Collision between fishing vessel, tanker attributed to improper lookoutJul 12, 2019 10:28 AM
The two ships collided last year in open water, in good visibility, south of Long Island, N.Y.
NTSB via U.S. Coast Guard
Total damage from the collision between Polaris and the tanker Tofteviken exceeded $700K
The following is text from the National Transportation Safety Board (NTSB) accident report:
On May 12, 2018, about 1913 local time, the fishing vessel Polaris transiting with a crew of 7 and the tanker Tofteviken with a crew of 25 collided about 30 miles south of Montauk, Long Island, New York, during daylight and good visibility. There were no reports of pollution or injuries. Both vessels sustained hull damage amounting to $716,047.
The Polaris, a 91-foot-long, steel-hulled commercial fishing vessel with a single propeller and rudder, was flagged in the United States. Owned by O’Hara Corporation of Rockland, Maine, the vessel was being used in the scallop fishery. It was fitted with two control stations in the pilothouse: one facing forward, which contained the radar displays; the other facing aft, equipped with the automatic identification system (AIS). According to the captain of the Polaris, on the day of the accident there were no problems with the vessel’s hull, machinery, or navigation equipment.
The fishing vessel was en route to its home port of New Bedford, Massachusetts. The Bahamian-flagged Tofteviken was an 820-foot-long, double-hulled oil tanker with a single propeller and rudder. It was owned by Viken Shipping AS, managed by Wallem Ship Management Ltd., and classified by the American Bureau of Shipping. There were no conditions of class related to the vessel’s hull, machinery, or navigation and communication equipment. Carrying a partial load of crude oil, the Tofteviken was on a voyage from Point Tupper, Nova Scotia, Canada, to an oil refinery in Linden, New Jersey. The tanker departed Nova Scotia at 1130 on May 10, anticipating a May 13 arrival at Ambrose Anchorage near New York City.
At 1907 on the day of the accident, the distance between the Tofteviken and Polaris had decreased to 1.8 miles, with no change in the bearing between both vessels. While the distance between the vessels continued to decrease, the third mate and the AB were standing at the centerline compass repeater close to the forward windows of the bridge. The master and second mate were also on the bridge working at a computer on the starboard side. About 3 minutes later, the distance between the Tofteviken and Polaris decreased further, to about 0.8 miles, with no change in bearing between both vessels.

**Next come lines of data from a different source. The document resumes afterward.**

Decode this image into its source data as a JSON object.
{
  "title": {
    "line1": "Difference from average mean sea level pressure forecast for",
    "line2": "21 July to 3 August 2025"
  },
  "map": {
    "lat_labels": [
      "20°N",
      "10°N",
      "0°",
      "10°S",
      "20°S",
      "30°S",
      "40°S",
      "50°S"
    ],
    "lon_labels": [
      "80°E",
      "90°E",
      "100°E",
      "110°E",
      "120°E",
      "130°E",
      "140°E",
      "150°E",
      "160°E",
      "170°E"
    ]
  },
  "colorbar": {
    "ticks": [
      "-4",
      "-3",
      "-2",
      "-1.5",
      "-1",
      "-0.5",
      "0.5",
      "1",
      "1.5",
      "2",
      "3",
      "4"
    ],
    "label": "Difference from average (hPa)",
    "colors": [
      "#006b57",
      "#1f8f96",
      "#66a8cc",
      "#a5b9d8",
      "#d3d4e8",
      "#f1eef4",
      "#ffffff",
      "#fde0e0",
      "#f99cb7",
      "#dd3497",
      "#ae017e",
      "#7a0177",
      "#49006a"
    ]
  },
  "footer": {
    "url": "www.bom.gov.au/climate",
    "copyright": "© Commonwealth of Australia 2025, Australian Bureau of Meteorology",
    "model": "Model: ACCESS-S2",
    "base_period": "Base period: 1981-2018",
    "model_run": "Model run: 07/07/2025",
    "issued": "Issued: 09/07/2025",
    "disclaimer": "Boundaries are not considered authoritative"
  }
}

The chief engineer, who was also on the bridge to see the master, walked around from where the master and second mate were located to look out of the windows forward. From there, he noticed the Polaris at close range on the port bow and shouted to the third mate, “What are you doing?” Upon hearing the chief engineer, the master stood up from the computer, went forward where he saw the Polaris, and immediately ordered hand steering and hard to starboard. He also directed the second officer to sound the ship’s whistle. Playback of the Tofteviken’s ECDIS indicated a heading change to starboard beginning at 1912. Seconds later, at 1913 the two vessels collided.
Probable Cause: The National Transportation Safety Board determines that the probable cause of the collision between the fishing vessel Polaris and the tanker Tofteviken was the failure to maintain a proper lookout by the mate on the fishing vessel and the failure to identify the risk of collision by the third mate on the tanker.